Embora a última madrugada não tenha sido das mais violentas, indicando o que poderia ser um arrefecimento dos conflitos, pelo menos quatro cidades já adotaram o toque de recolher.
O que aparenta ser uma providência apaziguadora, pode, porém, ter um efeito bumerangue. Ao mesmo tempo em que a oposição ao governo Chirac criticou duramente o decreto, acusado de ser um paliativo demagógico e de despertar fantasmas que em outras épocas já atormentaram os pais dos jovens que hoje incendeiam o país, as "banlieues" (periferias) rugiram ainda mais alto.
"O toque de recolher não vai resolver nada, ele vai agravar muito mais a situação. Se a polícia quiser me obrigar a ficar em casa, eu vou reagir. Eles vão usar a força, e tudo vai ficar pior", afirmou à Folha Abdle Azize, 20, francês de origem paquistanesa morador de Clichy-sous-Bois, cidade da Grande Paris onde os distúrbios tiveram origem.
Ao lado dele, diante de um conjunto habitacional que parece um cortiço vertical, outro jovem, que se identifica como Kake e tem igualmente ascendência paquistanesa, completa. "As coisas parece que estão começando a se acalmar. Se fizerem um toque de recolher, vão pôr tudo a perder."
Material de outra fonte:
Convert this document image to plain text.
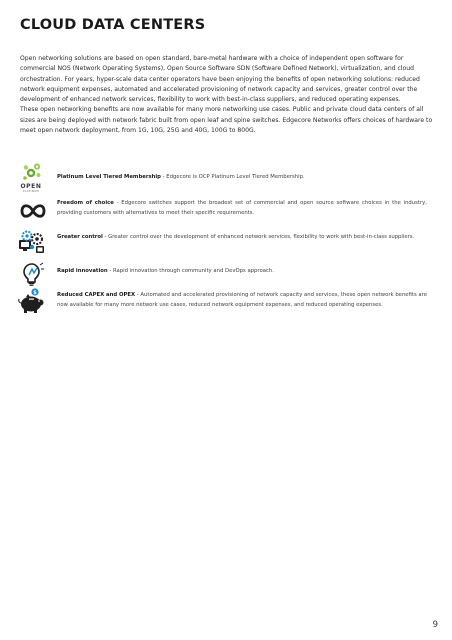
CLOUD DATA CENTERS

Open networking solutions are based on open standard, bare-metal hardware with a choice of independent open software for commercial NOS (Network Operating Systems), Open Source Software SDN (Software Defined Network), virtualization, and cloud orchestration. For years, hyper-scale data center operators have been enjoying the benefits of open networking solutions: reduced network equipment expenses, automated and accelerated provisioning of network capacity and services, greater control over the development of enhanced network services, flexibility to work with best-in-class suppliers, and reduced operating expenses.

These open networking benefits are now available for many more networking use cases. Public and private cloud data centers of all sizes are being deployed with network fabric built from open leaf and spine switches. Edgecore Networks offers choices of hardware to meet open network deployment, from 1G, 10G, 25G and 40G, 100G to 800G.

OPEN
PLATINUM
Platinum Level Tiered Membership - Edgecore is OCP Platinum Level Tiered Membership.
Freedom of choice - Edgecore switches support the broadest set of commercial and open source software choices in the industry, providing customers with alternatives to meet their specific requirements.
Greater control - Greater control over the development of enhanced network services, flexibility to work with best-in-class suppliers.
Rapid innovation - Rapid innovation through community and DevOps approach.
$	Reduced CAPEX and OPEX - Automated and accelerated provisioning of network capacity and services, these open network benefits are now available for many more network use cases, reduced network equipment expenses, and reduced operating expenses.
9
A medida esbarra também, na visão dos habitantes dos subúrbios, nas liberdades civis dos franceses. "Eu nunca obedeceria a um negócio desses. A polícia não pode me impedir de sair de casa. Ninguém aqui vai respeitar. A França, até onde eu sei, é um país livre", declarou o vigilante de um hotel em Clichy.
A nova lei tem validade de 12 dias. Depois disso, o Parlamento vai examinar a situação do país e votar uma eventual extensão.
O Ministério do Interior, chefiado por Nicolas Sarkozy, tido como o grande provocador dos distúrbios por definir os rebeldes como "escória", ganhou poderes suplementares com o decreto presidencial. A polícia que ele comanda poderá prender aqueles "cujas ações ameacem a segurança e a ordem pública", mas a lei não esclarece o que isso significa. Tem ainda o poder para fechar bares e locais de reuniões públicas.
Pesquisa do instituto Ifop divulgada ontem revelou que Sarkozy, até o início da crise o mais forte candidato a suceder Chirac, foi superado em popularidade por Villepin (48% a 52%).
Segundo a Polícia Nacional, a violência mostrou uma tendência de queda, com menos cidades registrando problemas na madrugada de ontem do que na da segunda-feira (226 contra 300). Apenas quatro policiais ficaram feridos -foram 36 na noite anterior. Mesmo assim, 1.173 veículos foram queimados, e 330 pessoas foram presas. Os subúrbios de Paris estiveram mais calmos, em contraste com o interior. Os distúrbios mais graves foram em Toulouse, Lille, Lyon e Marselha.
Entidades de direitos humanos têm criticado os julgamentos-relâmpago promovidos pela Justiça do país, nos quais cerca de cem pessoas já foram condenadas.
Na ocasião em que anunciou o decreto, Villepin também lançou um pacote para melhorar a educação nas regiões onde os conflitos estouraram. A partir de 2006, serão criados 100 mil postos de assistentes pedagógicos nas periferias das cidades francesas. O governo vai destinar 100 milhões para as associações de ensino e formação profissional que trabalham nos subúrbios.